Os animais são avaliados no lugar onde nascem, com suas mães, de forma que Adriana descreve o comportamento deles para tentar colocá-los dentro de padrões comportamentais. Ela observa a questão da dominância, de gostar ou não de contato humano, entre outros aspectos. “É uma análise complexa de aproximadamente 110 comportamentos separados em diversas categorias. Observo cada animal por cinco horas, em cada etapa do estudo. Filmamos os animais para não perder nenhum dado e utilizamos um software de análise chamado Observer”, conta Adriana. “É comum perder muitas horas porque alguém ficou fazendo barulho perto do canil ou alguma coisa acontece e assusta os animais.”
A etapa seguinte é a mudança de ambiente: os filhotes são desmamados, retirados de seu local de nascimento e levados para onde os outros testes acontecerão. Azevedo diz que essa mudança traz dois desafios para os bichos: o agudo, ou de curta duração, que é o transporte em si, e o segundo, quando os bichos chegam ao novo lugar onde são reorganizados em diferentes grupos, o que muda a estrutura hierárquica estabelecida anteriormente e tende ser importante para a imunidade deles. As observações continuam com filmagens e uso de software imediatamente após essa mudança e duas semanas depois, quando eles já reorganizaram por hierarquia. Em cada grupo, a posição de dominação é estabelecida muito cedo e se mantém estável por um longo tempo, a não ser que o macho principal tenha algum problema e perca a capacidade de manter a dominância.

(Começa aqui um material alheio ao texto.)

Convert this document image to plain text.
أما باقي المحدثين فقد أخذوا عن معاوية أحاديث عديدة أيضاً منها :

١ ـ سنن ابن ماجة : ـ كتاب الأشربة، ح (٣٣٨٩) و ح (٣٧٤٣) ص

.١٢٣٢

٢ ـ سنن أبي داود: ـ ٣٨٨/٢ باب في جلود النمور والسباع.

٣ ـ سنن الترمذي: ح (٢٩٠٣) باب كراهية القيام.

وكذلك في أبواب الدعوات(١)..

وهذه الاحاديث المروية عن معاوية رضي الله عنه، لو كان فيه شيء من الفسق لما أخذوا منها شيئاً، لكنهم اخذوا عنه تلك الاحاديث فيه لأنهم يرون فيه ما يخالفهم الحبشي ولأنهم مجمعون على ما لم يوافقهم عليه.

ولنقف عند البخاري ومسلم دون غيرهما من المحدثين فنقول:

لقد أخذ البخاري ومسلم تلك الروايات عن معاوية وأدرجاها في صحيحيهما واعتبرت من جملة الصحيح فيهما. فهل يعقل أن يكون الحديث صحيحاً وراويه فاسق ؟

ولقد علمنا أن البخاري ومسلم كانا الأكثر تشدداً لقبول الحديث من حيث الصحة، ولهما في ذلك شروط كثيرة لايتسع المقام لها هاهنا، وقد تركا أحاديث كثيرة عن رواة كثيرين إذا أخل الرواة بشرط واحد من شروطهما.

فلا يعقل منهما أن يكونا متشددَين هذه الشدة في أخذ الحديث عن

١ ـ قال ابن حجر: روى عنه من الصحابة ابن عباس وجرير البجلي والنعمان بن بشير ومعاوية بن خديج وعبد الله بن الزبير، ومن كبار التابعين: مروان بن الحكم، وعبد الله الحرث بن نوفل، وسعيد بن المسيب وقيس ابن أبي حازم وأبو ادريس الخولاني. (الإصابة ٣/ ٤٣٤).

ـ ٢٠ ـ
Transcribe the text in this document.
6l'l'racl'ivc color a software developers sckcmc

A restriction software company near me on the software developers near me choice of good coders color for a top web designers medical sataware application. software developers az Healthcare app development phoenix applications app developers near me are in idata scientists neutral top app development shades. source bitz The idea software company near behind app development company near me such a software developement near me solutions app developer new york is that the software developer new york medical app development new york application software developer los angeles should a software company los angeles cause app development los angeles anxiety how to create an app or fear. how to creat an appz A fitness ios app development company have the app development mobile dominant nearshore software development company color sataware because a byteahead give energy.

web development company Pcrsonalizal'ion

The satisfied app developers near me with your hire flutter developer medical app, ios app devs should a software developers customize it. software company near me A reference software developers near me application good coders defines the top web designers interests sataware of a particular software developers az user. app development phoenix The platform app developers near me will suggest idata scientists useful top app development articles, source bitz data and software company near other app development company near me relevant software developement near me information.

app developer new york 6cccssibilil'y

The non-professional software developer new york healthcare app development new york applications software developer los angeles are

“O que estamos percebendo é que animais que tem níveis hierárquicos diferentes sofrem de forma diferente com a imunização. Por exemplo, para o bicho que já era subordinado em seu ambiente inicial não faz diferença se ele continua subordinado em um novo grupo. Mas por outro lado, o bicho que era dominante e perde sua posição sofre um grande impacto”, afirma Azevedo.
Os cães também passam pelo desafio imunológico, para ver como respondem às vacinas, e fazem exames de sangue para obtenção de um hemograma bem detalhado, que além de contar as células de defesa dos animais (leucócitos, por exemplo), avalia como elas estão funcionando. Os níveis hormonais também são bastante importantes. A testosterona é importante tanto para machos quanto para fêmeas, para modular a imunidade, bem como o cortisol, hormônio do estresse. “Estudar comportamento é sempre muito complicado, porém prazeroso. Depende de vários fatores e muita coisa interfere no comportamento dos animais”, comenta Adriana.
Resultados esperados
O que se espera em última instância, é a avaliação dos dados obtidos. O comum é fazer estatísticas por agrupamentos de animais, comparando médias. Mas nesse caso específico, não é possível trabalhar assim porque essa pesquisa se baseia em indivíduos, não em grupos. Assim, serão observados quais comportamentos caninos estão relacionados com quais parâmetros de imunidade. "Já observamos que existe diferença entre animais dominantes e subordinados em alguns parâmetros. As próximas etapas serão determinantes para explicamos este e outros resultados", diz Adriana.
Costuma-se pensar que animais dominantes são os melhores em tudo. Mas já se mostrou que não é verdade, porque existe um custo muito alto em ser dominante. Ao contrário do subordinado, que pode desfrutar de momentos tranquilos, o dominante tem que manter sua posição perante os outros. E isso tem um custo muito grande: ele precisa de uma massa muscular maior e deve possuir maiores níveis de testosterona – já que deve copular com mais fêmeas.
Adriana completa dizendo que na prática, “dependendo dos resultados que alcançarmos, poderemos estabelecer métodos menos invasivos para planejamento sanitário de cães de canis ou até, quem sabe, estabelecer um parâmetro para a escolha de um indivíduo mais preparado para os desafios ambientais que o mesmo enfrentará”.